A LONG REMEMBERING
“The longest thing I remember is the time of the sickness, and my father that was making four straw mats for four brothers that died, and that couldn’t afford coffins. The bodies were put in the mats and were tied up in them. And the second thing I remember is the people digging in the stubble after the oats and the wheat; to see would they meet a potato, and sometimes they did, for God sent them there.”
THE TERRY ALTS
“The Terry Alts were a bad class; everything you had they’d take from you. It was against herding they began to get the land, the same as at the present time. And women they would take; a man maybe that hadn’t a perch of land would go to a rich farmer’s house and bring away his daughter. And I, supposing, to have some spite against you, I’d gather a mob and do every bad thing to destroy you. That is the way they were, a bad class and doing bad deeds.”
THE ’48 TIME
“Thomas Davis was a great man where poetry is concerned, and a better than Thomas Moore. All over Ireland his poetry is, and he would have done other things but that he died young. That was the ’48 time. The ’48 men were foolish men; they thought to cope with the English Government. They went to O’Connell to get from him all the money he had gathered, for they had it in their head to use that to make a rise against England. But when they asked O’Connell for it he told them there was none of it left, not one penny. Buying estates for his children he used it, and he said he spent it on a monastery. I don’t know was he speaking truth. Mahon made a great speech against him, and it preyed on O’Connell, and he left the country and went away and died in some place called Genoa. He was a very ambitious man, like Napoleon. He got Emancipation; but where is the use of that?
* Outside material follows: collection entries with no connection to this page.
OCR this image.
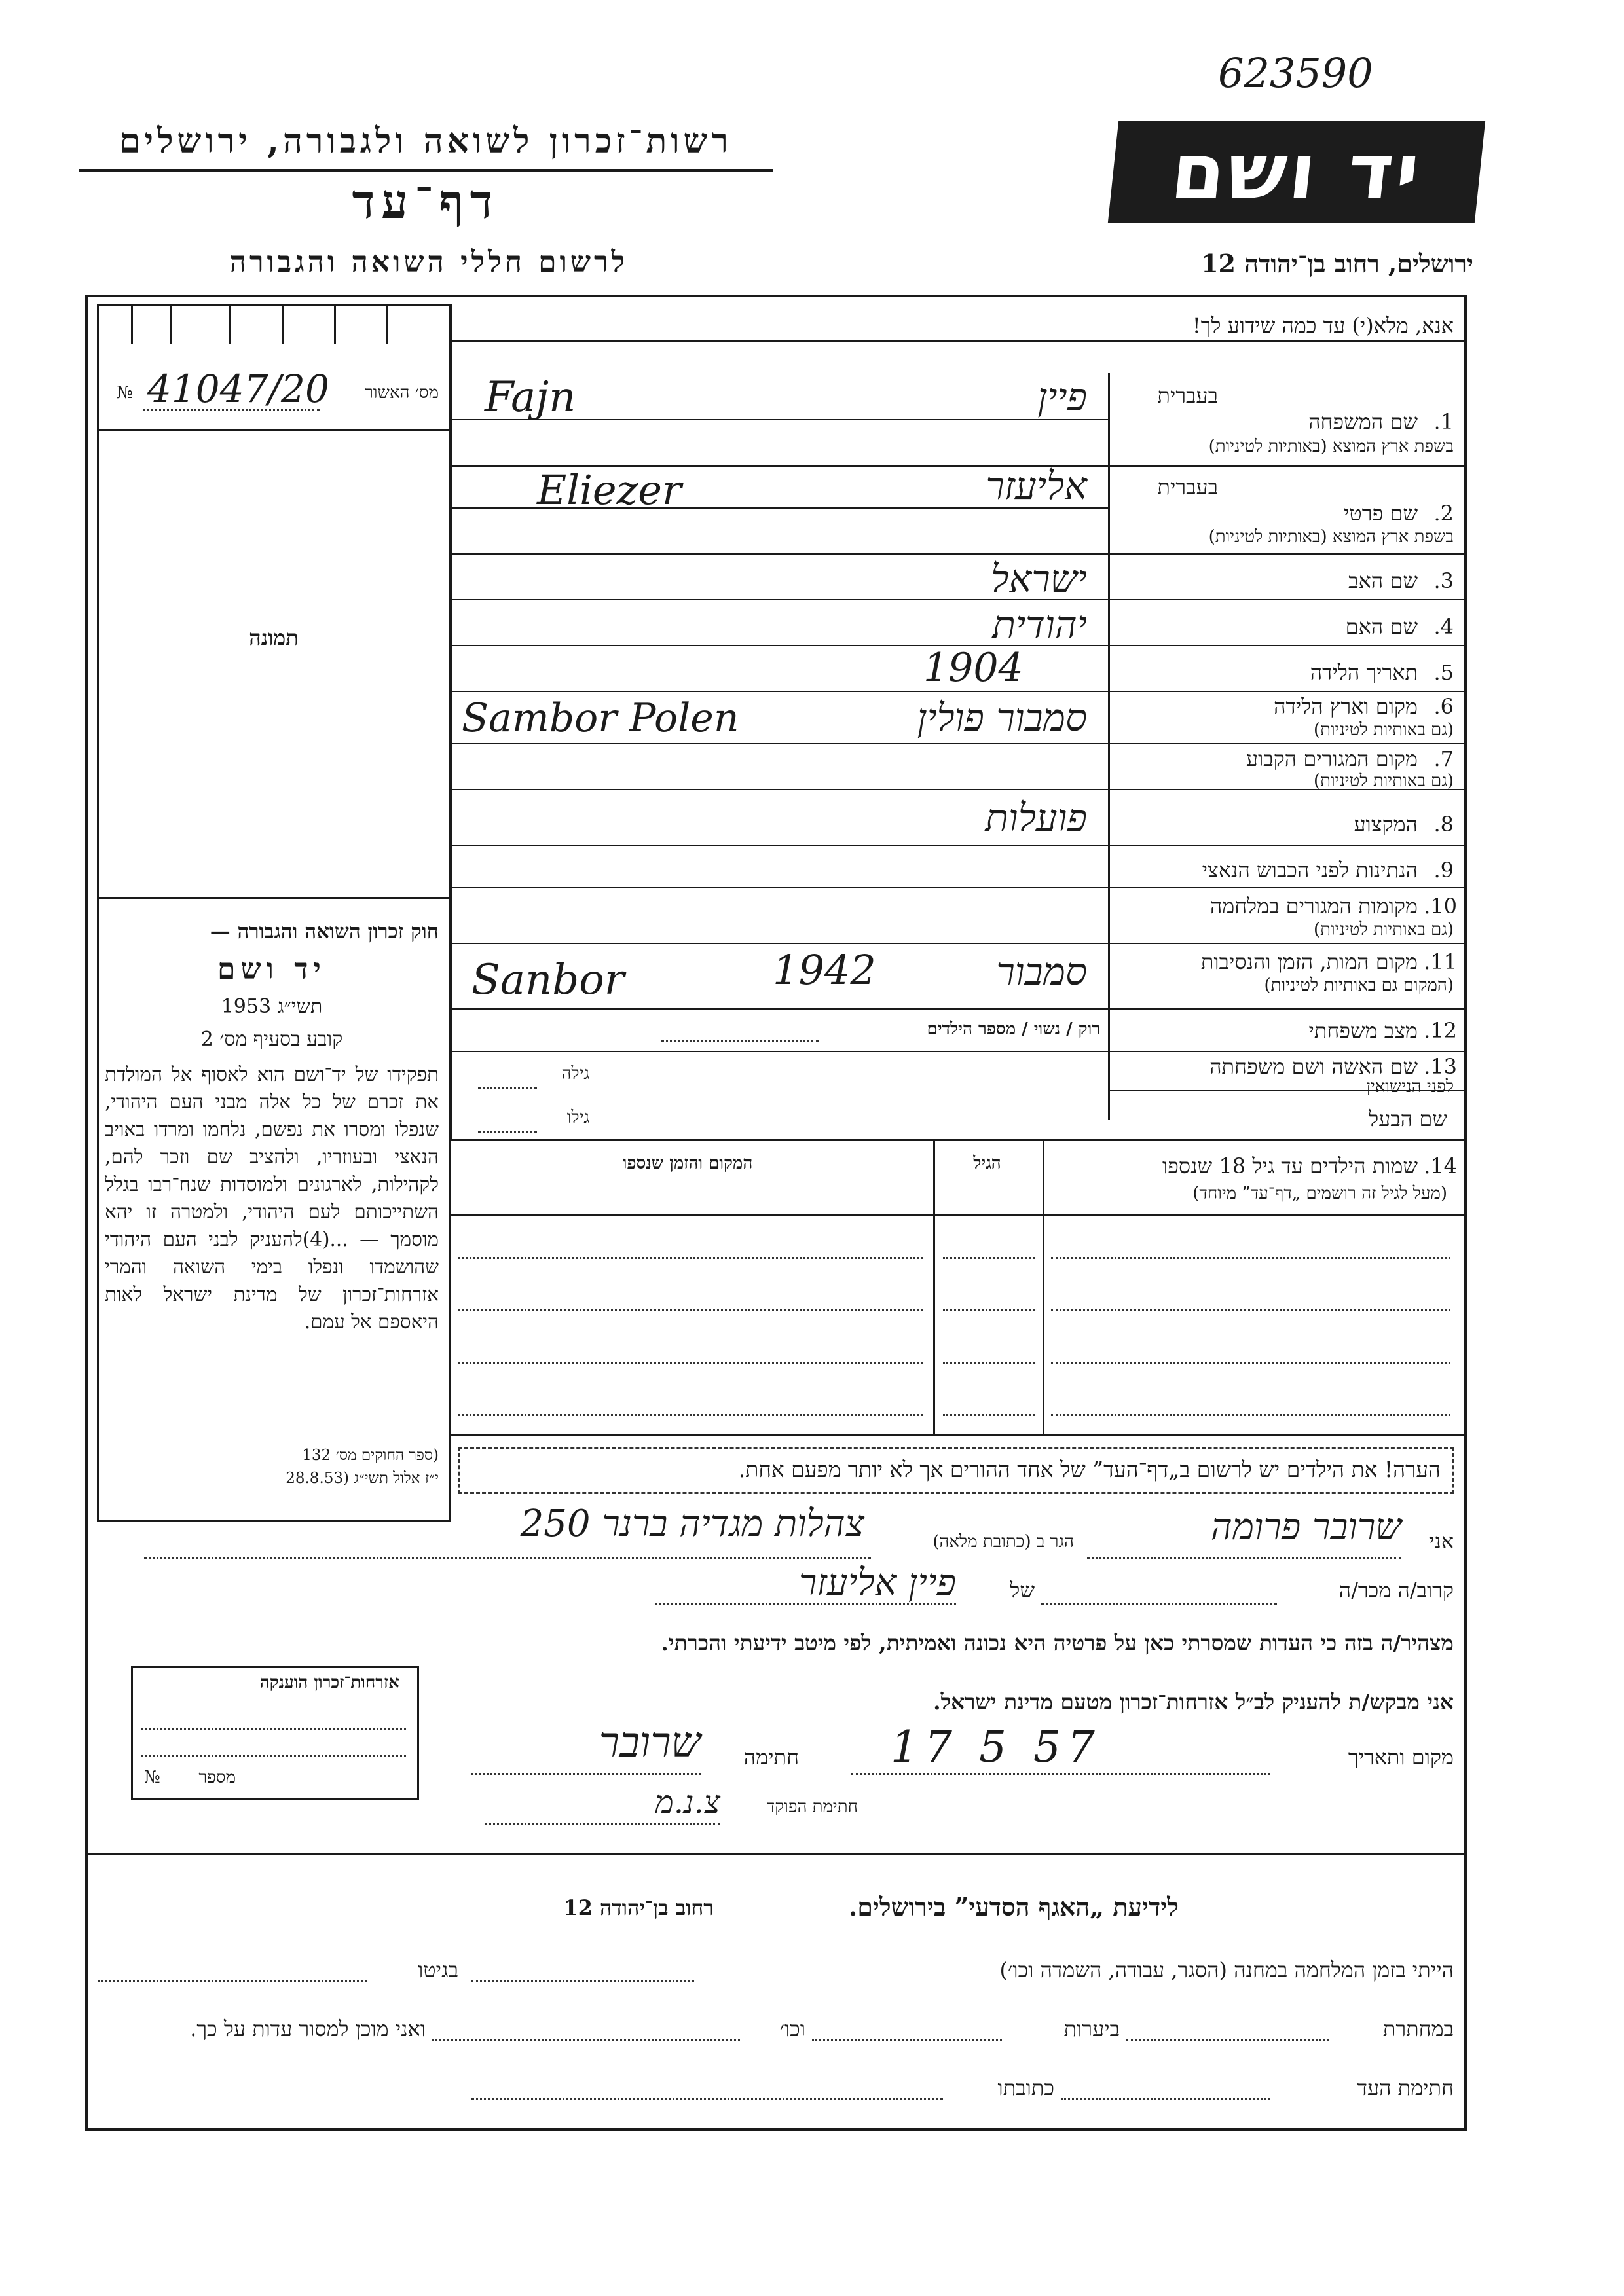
623590
יד ושם
רשות־זכרון לשואה ולגבורה, ירושלים
דף־עד
לרשום חללי השואה והגבורה	ירושלים, רחוב בן־יהודה 12
מס׳ האשור
№ 41047/20
תמונה
חוק זכרון השואה והגבורה —
יד ושם
תשי״ג 1953
קובע בסעיף מס׳ 2
תפקידו של יד־ושם הוא לאסוף אל המולדת את זכרם של כל אלה מבני העם היהודי, שנפלו ומסרו את נפשם, נלחמו ומרדו באויב הנאצי ובעוזריו, ולהציב שם וזכר להם, לקהילות, לארגונים ולמוסדות שנח־רבו בגלל השתייכותם לעם היהודי, ולמטרה זו יהא מוסמך — ...(4)להעניק לבני העם היהודי שהושמדו ונפלו בימי השואה והמרי אזרחות־זכרון של מדינת ישראל לאות היאספם אל עמם.
(ספר החוקים מס׳ 132
י״ז אלול תשי״ג (28.8.53
אנא, מלא(י) עד כמה שידוע לך!
1.
שם המשפחה
בעברית
בשפת ארץ המוצא (באותיות לטיניות)
פיין
Fajn
2.
שם פרטי
בעברית
בשפת ארץ המוצא (באותיות לטיניות)
אליעזר
Eliezer
3.
שם האב
ישראל
4.
שם האם
יהודית
5.
תאריך הלידה
1904
6.
מקום וארץ הלידה
(גם באותיות לטיניות)
סמבור פולין
Sambor Polen
7.
מקום המגורים הקבוע
(גם באותיות לטיניות)
8.
המקצוע
פועלות
9.
הנתינות לפני הכבוש הנאצי
10.
מקומות המגורים במלחמה
(גם באותיות לטיניות)
11.
מקום המות, הזמן והנסיבות
(המקום גם באותיות לטיניות)
סמבור
1942
Sanbor
12.
מצב משפחתי
רוק / נשוי / מספר הילדים
13.
שם האשה ושם משפחתה
לפני הנישואין
גילה
שם הבעל
גילו
14.
שמות הילדים עד גיל 18 שנספו
(מעל לגיל זה רושמים „דף־עד” מיוחד)
הגיל
המקום והזמן שנספו
הערה! את הילדים יש לרשום ב„דף־העד” של אחד ההורים אך לא יותר מפעם אחת.
אני
שרובר פרומה
הגר ב (כתובת מלאה)
צהלות מגדיה ברנר 250
קרוב/ה מכר/ה
של
פיין אליעזר
מצהיר/ה בזה כי העדות שמסרתי כאן על פרטיה היא נכונה ואמיתית, לפי מיטב ידיעתי והכרתי.
אני מבקש/ת להעניק לב״ל אזרחות־זכרון מטעם מדינת ישראל.
מקום ותאריך
17 5 57
חתימה
שרובר
חתימת הפוקד
צ.נ.מ
אזרחות־זכרון הוענקה
מספר
№
לידיעת „האגף הסדעי” בירושלים.
רחוב בן־יהודה 12
הייתי בזמן המלחמה במחנה (הסגר, עבודה, השמדה וכו׳)
בגיטו
במחתרת
ביערות
וכו׳
ואני מוכן למסור עדות על כך.
חתימת העד
כתובתו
There’s Judge O’Brien, Peter the Packer, was calling out and trying to do away with trial by jury. And he would not be in his office or in his billet if it wasn’t for O’Connell. They didn’t do much after, where they didn’t get the money from O’Connell. And the night they joined under Smith O’Brien they hadn’t got their supper. A terrible cold night it was, no one could stand against it. Some bishop came from Dublin, and he told them to go home, for how could they reach with their pikes to the English soldiers that had got muskets. The soldiers came, and there was some firing, and they were all scattered. As to Smith O’Brien, there was ten thousand pounds on his head, and he hid for a while. Then at the last he went into the town of Clonmel, and there was a woman there in the street was a huckster, and he bade her give him up to the Government, for she would never earn money so easy. But for all she was worth she wouldn’t do that. So then he went and gave himself up, and he was sent to Australia, and the property was given to his brother.”